Open fixation yielded good or excellent shoulder function in 20 out of the 26 (77 %) patients and the clinical outcome primarily depended on the underlying type of fracture. Significantly inferior outcomes should be expected in patients with multi-fragment fractures. The main complications were subscapularis insufficiency and posttraumatic osteoarthritis.
本比较研究的目的是评估急性前盂缘骨折开放治疗后的临床影像学结果,并分析影响因素和并发症。
该研究纳入了26例手术时平均年龄为51.6岁(范围27 - 71岁)的患者。平均随访时间为5.1年(范围2.0 - 11.1年)。盂骨折累及的平均范围为25.5%(范围18 - 35%),采用了三种固定技术:1)生物可吸收针(n = 16),2)小碎片螺钉(n = 5)和3)生物可吸收缝线锚钉(n = 5)。
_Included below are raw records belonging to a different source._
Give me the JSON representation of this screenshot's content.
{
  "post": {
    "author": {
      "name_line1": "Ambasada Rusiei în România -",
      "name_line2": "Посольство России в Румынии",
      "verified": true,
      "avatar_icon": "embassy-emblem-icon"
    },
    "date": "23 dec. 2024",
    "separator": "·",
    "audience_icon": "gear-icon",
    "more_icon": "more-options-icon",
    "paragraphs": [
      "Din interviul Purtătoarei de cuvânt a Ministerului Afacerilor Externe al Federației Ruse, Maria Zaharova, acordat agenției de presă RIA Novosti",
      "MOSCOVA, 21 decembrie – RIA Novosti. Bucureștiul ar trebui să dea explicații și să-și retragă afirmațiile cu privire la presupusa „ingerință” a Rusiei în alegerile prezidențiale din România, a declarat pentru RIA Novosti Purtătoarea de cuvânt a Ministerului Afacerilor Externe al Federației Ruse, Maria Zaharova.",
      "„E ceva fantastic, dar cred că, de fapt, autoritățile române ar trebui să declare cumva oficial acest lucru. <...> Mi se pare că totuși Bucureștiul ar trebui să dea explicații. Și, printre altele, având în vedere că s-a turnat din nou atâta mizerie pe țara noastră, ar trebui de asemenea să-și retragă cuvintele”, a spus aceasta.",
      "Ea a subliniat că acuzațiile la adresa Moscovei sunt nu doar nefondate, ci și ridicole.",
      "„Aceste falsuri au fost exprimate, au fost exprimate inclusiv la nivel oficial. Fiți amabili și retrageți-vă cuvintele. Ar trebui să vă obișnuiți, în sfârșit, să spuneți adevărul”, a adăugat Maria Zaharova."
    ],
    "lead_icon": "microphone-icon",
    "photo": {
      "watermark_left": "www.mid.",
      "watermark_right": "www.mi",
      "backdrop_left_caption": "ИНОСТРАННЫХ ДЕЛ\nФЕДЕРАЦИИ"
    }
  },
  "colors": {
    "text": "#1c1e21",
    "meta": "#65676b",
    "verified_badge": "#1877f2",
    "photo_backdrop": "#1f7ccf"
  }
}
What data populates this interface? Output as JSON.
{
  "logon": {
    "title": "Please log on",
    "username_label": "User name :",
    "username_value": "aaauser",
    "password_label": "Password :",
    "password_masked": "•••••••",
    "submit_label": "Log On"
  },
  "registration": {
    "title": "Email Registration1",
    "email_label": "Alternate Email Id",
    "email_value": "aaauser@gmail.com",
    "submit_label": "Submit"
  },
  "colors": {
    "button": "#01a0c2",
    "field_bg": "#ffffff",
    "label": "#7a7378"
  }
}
绝对Constant评分的平均分值为80.3分,标准化Constant评分为87.6分,Rowe评分为88.7分,牛津肩部评分为17.4分,简单肩部测试评分为10.3分,肩部疼痛与功能障碍指数评分为13.0分,主观肩部评分为81.5%。固定技术未显示出显著影响;然而,多碎片骨折与绝对Constant评分(73分对87分,p = 0.022)和标准化Constant评分(81分对94分,p = 0.019)显著较差相关。10例(39%)患者出现肩胛下肌功能不全伴内旋受限,6例(23%)患者发生创伤后骨关节炎。
26例患者中有20例(77%)开放固定后肩部功能良好或优秀,临床结果主要取决于骨折的基础类型。多碎片骨折患者的预后应显著较差。主要并发症为肩胛下肌功能不全和创伤后骨关节炎。